Bağlanmanın Temelleri
Bağlanma Teorisinin temelleri İngiliz psikanalist John Bowlby tarafından atılmıştır. Uzun yıllar boyunca bebeklerin, ebeveynlerine ya da onlara bakan kişilere olan bağlanma şekillerini incelemiş olan Bowlby, “bağlanma teorisi”nin temellerini bu gözlemleri üzerine kurmuştur. Bu gözlemler, 6 ay ve 2 yaş arası bebeklerin stres verici durumlarda onlara bakan kişilerle nasıl iletişim kurdukları incelenerek yapılmıştır.

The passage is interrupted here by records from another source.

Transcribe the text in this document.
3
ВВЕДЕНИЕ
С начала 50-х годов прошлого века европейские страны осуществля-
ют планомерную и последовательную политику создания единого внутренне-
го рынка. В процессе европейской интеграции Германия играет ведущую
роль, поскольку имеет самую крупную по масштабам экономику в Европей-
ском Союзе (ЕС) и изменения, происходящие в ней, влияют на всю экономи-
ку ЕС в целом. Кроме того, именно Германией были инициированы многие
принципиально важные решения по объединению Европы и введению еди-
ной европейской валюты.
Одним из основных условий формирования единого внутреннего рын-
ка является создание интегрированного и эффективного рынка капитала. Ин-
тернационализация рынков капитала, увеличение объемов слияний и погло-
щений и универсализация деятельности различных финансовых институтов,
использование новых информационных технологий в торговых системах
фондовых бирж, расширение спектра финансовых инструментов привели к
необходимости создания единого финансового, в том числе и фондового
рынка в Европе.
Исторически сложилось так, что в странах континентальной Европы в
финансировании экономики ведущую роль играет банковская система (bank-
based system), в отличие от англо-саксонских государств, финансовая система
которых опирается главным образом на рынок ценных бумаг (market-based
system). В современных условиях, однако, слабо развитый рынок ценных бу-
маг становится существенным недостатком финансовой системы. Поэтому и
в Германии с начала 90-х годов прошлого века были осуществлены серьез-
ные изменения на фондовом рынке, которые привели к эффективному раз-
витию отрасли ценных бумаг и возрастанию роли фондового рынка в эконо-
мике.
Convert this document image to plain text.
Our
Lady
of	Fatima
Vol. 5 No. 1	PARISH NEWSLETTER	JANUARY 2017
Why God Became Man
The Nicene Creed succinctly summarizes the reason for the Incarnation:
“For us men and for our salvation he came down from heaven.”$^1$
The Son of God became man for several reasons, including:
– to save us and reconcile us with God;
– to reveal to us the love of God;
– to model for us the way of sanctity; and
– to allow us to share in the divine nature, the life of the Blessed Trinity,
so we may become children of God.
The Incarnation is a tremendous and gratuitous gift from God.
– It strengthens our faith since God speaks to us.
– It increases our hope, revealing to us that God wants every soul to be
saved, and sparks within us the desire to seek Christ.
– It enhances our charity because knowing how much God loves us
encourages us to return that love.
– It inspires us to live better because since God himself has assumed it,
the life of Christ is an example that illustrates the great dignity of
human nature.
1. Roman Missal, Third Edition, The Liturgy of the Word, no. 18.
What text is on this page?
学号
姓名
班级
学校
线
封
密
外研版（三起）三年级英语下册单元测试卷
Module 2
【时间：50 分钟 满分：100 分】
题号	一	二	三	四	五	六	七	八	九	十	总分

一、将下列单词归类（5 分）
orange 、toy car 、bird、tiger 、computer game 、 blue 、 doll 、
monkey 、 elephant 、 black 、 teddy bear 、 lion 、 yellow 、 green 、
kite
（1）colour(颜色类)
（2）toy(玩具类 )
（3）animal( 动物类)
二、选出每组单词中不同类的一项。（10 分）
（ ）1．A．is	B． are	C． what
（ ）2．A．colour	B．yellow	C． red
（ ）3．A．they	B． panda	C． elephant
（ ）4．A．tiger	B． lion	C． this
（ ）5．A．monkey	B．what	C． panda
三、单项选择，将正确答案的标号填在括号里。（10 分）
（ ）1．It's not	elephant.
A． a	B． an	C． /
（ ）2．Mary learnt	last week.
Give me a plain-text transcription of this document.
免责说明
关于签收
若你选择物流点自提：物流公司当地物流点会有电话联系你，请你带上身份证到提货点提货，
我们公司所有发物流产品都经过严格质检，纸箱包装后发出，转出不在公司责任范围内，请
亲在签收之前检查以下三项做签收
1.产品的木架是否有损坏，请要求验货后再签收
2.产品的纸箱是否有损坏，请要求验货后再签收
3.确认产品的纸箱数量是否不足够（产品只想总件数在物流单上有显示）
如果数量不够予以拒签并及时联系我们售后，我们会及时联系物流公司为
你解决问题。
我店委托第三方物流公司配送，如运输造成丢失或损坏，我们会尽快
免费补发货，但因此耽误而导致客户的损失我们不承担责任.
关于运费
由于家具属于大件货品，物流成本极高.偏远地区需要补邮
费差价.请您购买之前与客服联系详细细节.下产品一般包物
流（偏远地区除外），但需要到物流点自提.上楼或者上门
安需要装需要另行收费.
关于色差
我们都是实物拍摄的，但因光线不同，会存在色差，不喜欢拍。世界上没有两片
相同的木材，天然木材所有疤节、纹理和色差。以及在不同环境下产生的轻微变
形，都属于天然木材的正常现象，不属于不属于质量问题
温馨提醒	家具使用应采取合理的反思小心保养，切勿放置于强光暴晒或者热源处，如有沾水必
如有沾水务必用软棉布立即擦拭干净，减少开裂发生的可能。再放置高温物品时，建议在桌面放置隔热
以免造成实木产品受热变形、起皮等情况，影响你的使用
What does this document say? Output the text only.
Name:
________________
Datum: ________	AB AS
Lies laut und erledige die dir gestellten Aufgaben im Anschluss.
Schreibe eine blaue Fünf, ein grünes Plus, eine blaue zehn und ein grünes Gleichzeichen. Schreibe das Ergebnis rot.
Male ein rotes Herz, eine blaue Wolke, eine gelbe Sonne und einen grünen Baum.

Bebekler doğduklarında savunmasız oldukları için içgüdüsel olarak onları dış dünyadaki tehlikelerden koruyacak, onları kollayacak ve sakinleştirecek kişilerin varlığına ihtiyaç duyarlar. Bu kişiler genellikle ebeveynler ya da bebeklere bakan kişilerdir. Bebekler bu kişilere bağlanır ve bu bağlanmanın şekli, bebeğin ona stres veren durumlarda bu kişiyle olan ilişkisine bağlıdır. Bebeklik çağında sağlıklı bir bağlanma şekli geliştirememiş bireyler, yetişkinlikte romantik ilişkilerinde aynı bağlanma sorunlarıyla karşı karşıya gelebilirler.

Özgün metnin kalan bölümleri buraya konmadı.